The Changer glances over to where Shahrazad is sound asleep, apparently unaware of the black-and-white long-haired cat that has curled up beside her.

“I’ll explain things to her in the morning,” he says. “She must understand that I will not be here to save her from herself.”

Frank nods. “You’re not going to enjoy that, are you?”

“No, but it must be done.”

8

We are in bondage to the law in order that we might be free.

—Cicero

P
repared by Eddie’s message to treat their employer as if he is part-temperamental two-year-old and part-mad dog, Chris and Bill are surprised by how courteously Arthur summons them to his office a few hours after they receive Eddie’s message.

Entering the chief executive’s office with barely concealed trepidation, they expect anything from a lecture on how useless they are or a diatribe about Eddie’s disloyalty. Instead, Arthur stands politely when they enter and gestures to the good chairs he keeps for guests.
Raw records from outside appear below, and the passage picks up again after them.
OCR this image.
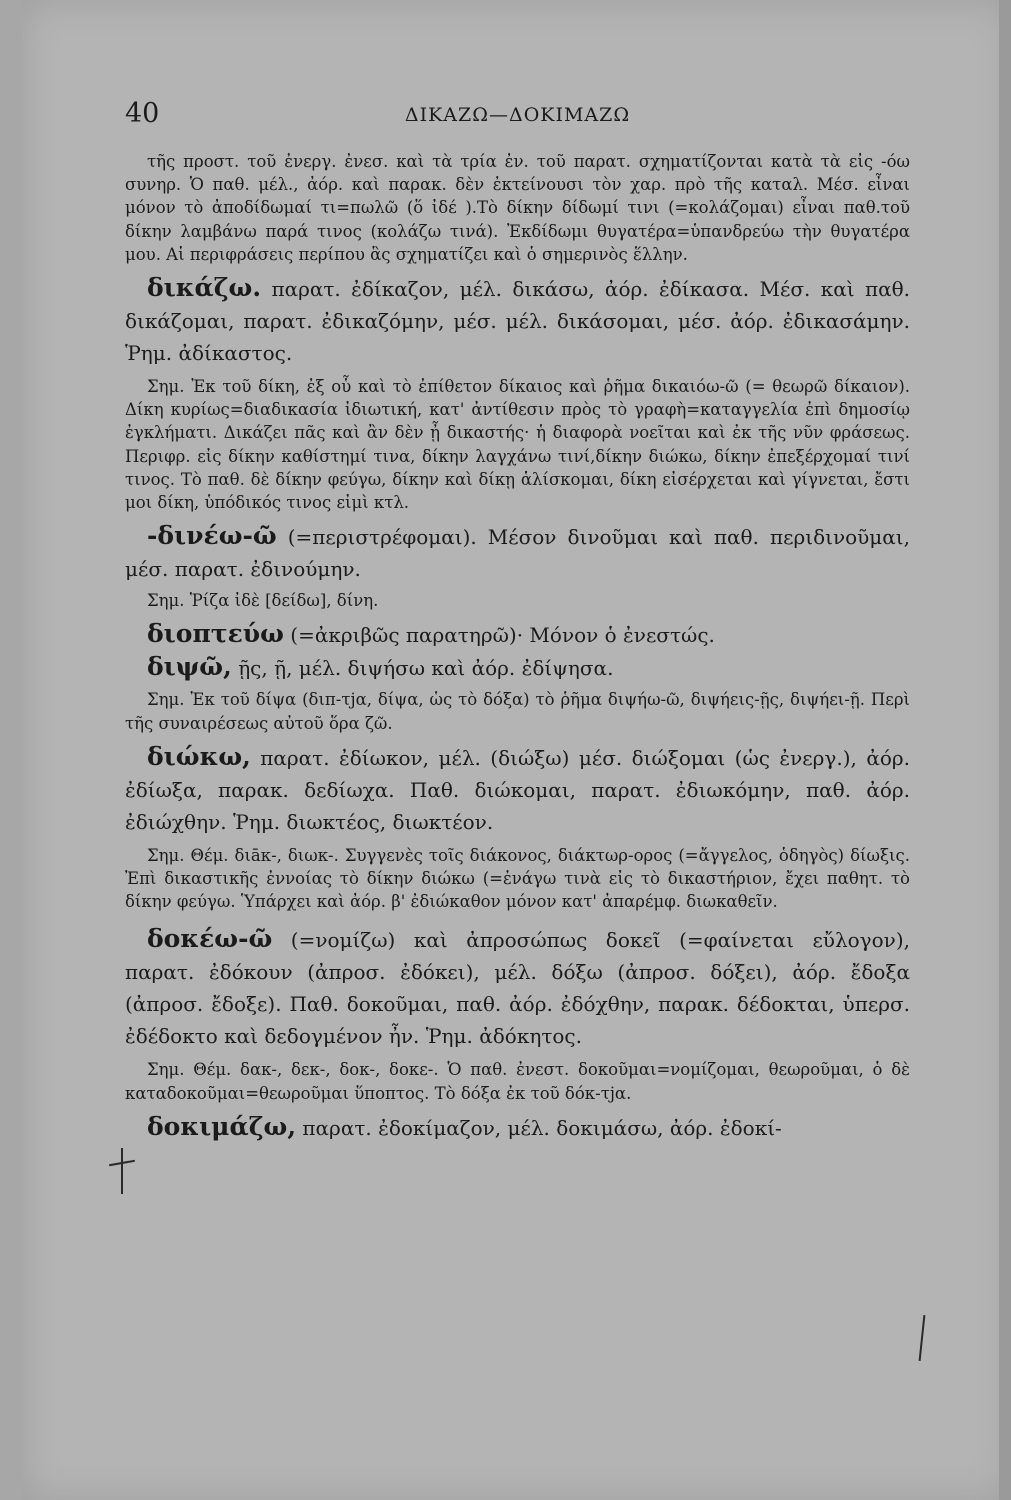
40	ΔΙΚΑΖΩ—ΔΟΚΙΜΑΖΩ

τῆς προστ. τοῦ ἐνεργ. ἐνεσ. καὶ τὰ τρία ἐν. τοῦ παρατ. σχηματίζονται κατὰ τὰ εἰς -όω συνηρ. Ὁ παθ. μέλ., ἀόρ. καὶ παρακ. δὲν ἐκτείνουσι τὸν χαρ. πρὸ τῆς καταλ. Μέσ. εἶναι μόνον τὸ ἀποδίδωμαί τι=πωλῶ (ὅ ἰδέ ).Τὸ δίκην δίδωμί τινι (=κολάζομαι) εἶναι παθ.τοῦ δίκην λαμβάνω παρά τινος (κολάζω τινά). Ἐκδίδωμι θυγατέρα=ὑπανδρεύω τὴν θυγατέρα μου. Αἱ περιφράσεις περίπου ἃς σχηματίζει καὶ ὁ σημερινὸς ἕλλην.

δικάζω. παρατ. ἐδίκαζον, μέλ. δικάσω, ἀόρ. ἐδίκασα. Μέσ. καὶ παθ. δικάζομαι, παρατ. ἐδικαζόμην, μέσ. μέλ. δικάσομαι, μέσ. ἀόρ. ἐδικασάμην. Ῥημ. ἀδίκαστος.

Σημ. Ἐκ τοῦ δίκη, ἐξ οὗ καὶ τὸ ἐπίθετον δίκαιος καὶ ῥῆμα δικαιόω-ῶ (= θεωρῶ δίκαιον). Δίκη κυρίως=διαδικασία ἰδιωτική, κατ' ἀντίθεσιν πρὸς τὸ γραφὴ=καταγγελία ἐπὶ δημοσίῳ ἐγκλήματι. Δικάζει πᾶς καὶ ἂν δὲν ᾖ δικαστής· ἡ διαφορὰ νοεῖται καὶ ἐκ τῆς νῦν φράσεως. Περιφρ. εἰς δίκην καθίστημί τινα, δίκην λαγχάνω τινί,δίκην διώκω, δίκην ἐπεξέρχομαί τινί τινος. Τὸ παθ. δὲ δίκην φεύγω, δίκην καὶ δίκῃ ἁλίσκομαι, δίκη εἰσέρχεται καὶ γίγνεται, ἔστι μοι δίκη, ὑπόδικός τινος εἰμὶ κτλ.

-δινέω-ῶ (=περιστρέφομαι). Μέσον δινοῦμαι καὶ παθ. περιδινοῦμαι, μέσ. παρατ. ἐδινούμην.

Σημ. Ῥίζα ἰδὲ [δείδω], δίνη.

διοπτεύω (=ἀκριβῶς παρατηρῶ)· Μόνον ὁ ἐνεστώς.

διψῶ, ῇς, ῇ, μέλ. διψήσω καὶ ἀόρ. ἐδίψησα.

Σημ. Ἐκ τοῦ δίψα (διπ-τjα, δίψα, ὡς τὸ δόξα) τὸ ῥῆμα διψήω-ῶ, διψήεις-ῇς, διψήει-ῇ. Περὶ τῆς συναιρέσεως αὐτοῦ ὅρα ζῶ.

διώκω, παρατ. ἐδίωκον, μέλ. (διώξω) μέσ. διώξομαι (ὡς ἐνεργ.), ἀόρ. ἐδίωξα, παρακ. δεδίωχα. Παθ. διώκομαι, παρατ. ἐδιωκόμην, παθ. ἀόρ. ἐδιώχθην. Ῥημ. διωκτέος, διωκτέον.

Σημ. Θέμ. διāκ-, διωκ-. Συγγενὲς τοῖς διάκονος, διάκτωρ-ορος (=ἄγγελος, ὁδηγὸς) δίωξις. Ἐπὶ δικαστικῆς ἐννοίας τὸ δίκην διώκω (=ἐνάγω τινὰ εἰς τὸ δικαστήριον, ἔχει παθητ. τὸ δίκην φεύγω. Ὑπάρχει καὶ ἀόρ. β' ἐδιώκαθον μόνον κατ' ἀπαρέμφ. διωκαθεῖν.

δοκέω-ῶ (=νομίζω) καὶ ἀπροσώπως δοκεῖ (=φαίνεται εὔλογον), παρατ. ἐδόκουν (ἀπροσ. ἐδόκει), μέλ. δόξω (ἀπροσ. δόξει), ἀόρ. ἔδοξα (ἀπροσ. ἔδοξε). Παθ. δοκοῦμαι, παθ. ἀόρ. ἐδόχθην, παρακ. δέδοκται, ὑπερσ. ἐδέδοκτο καὶ δεδογμένον ἦν. Ῥημ. ἀδόκητος.

Σημ. Θέμ. δακ-, δεκ-, δοκ-, δοκε-. Ὁ παθ. ἐνεστ. δοκοῦμαι=νομίζομαι, θεωροῦμαι, ὁ δὲ καταδοκοῦμαι=θεωροῦμαι ὕποπτος. Τὸ δόξα ἐκ τοῦ δόκ-τjα.

δοκιμάζω, παρατ. ἐδοκίμαζον, μέλ. δοκιμάσω, ἀόρ. ἐδοκί-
“Please,” he says, his British accent courtly, “have a seat. May I offer you some refreshments?”

“Water,” Bill manages, “would be nice.”

Chris nods agreement.

Once they are settled with tall crystal goblets of iced water, Arthur resumes his seat behind his desk and clears his throat. It’s about then that both humans realize that they are neither about to be fired nor lectured.

“You both are aware,” Arthur says, “of the difficulty that has arisen regarding Tommy Thunderburst’s plan to use fauns and satyrs in his stage show.”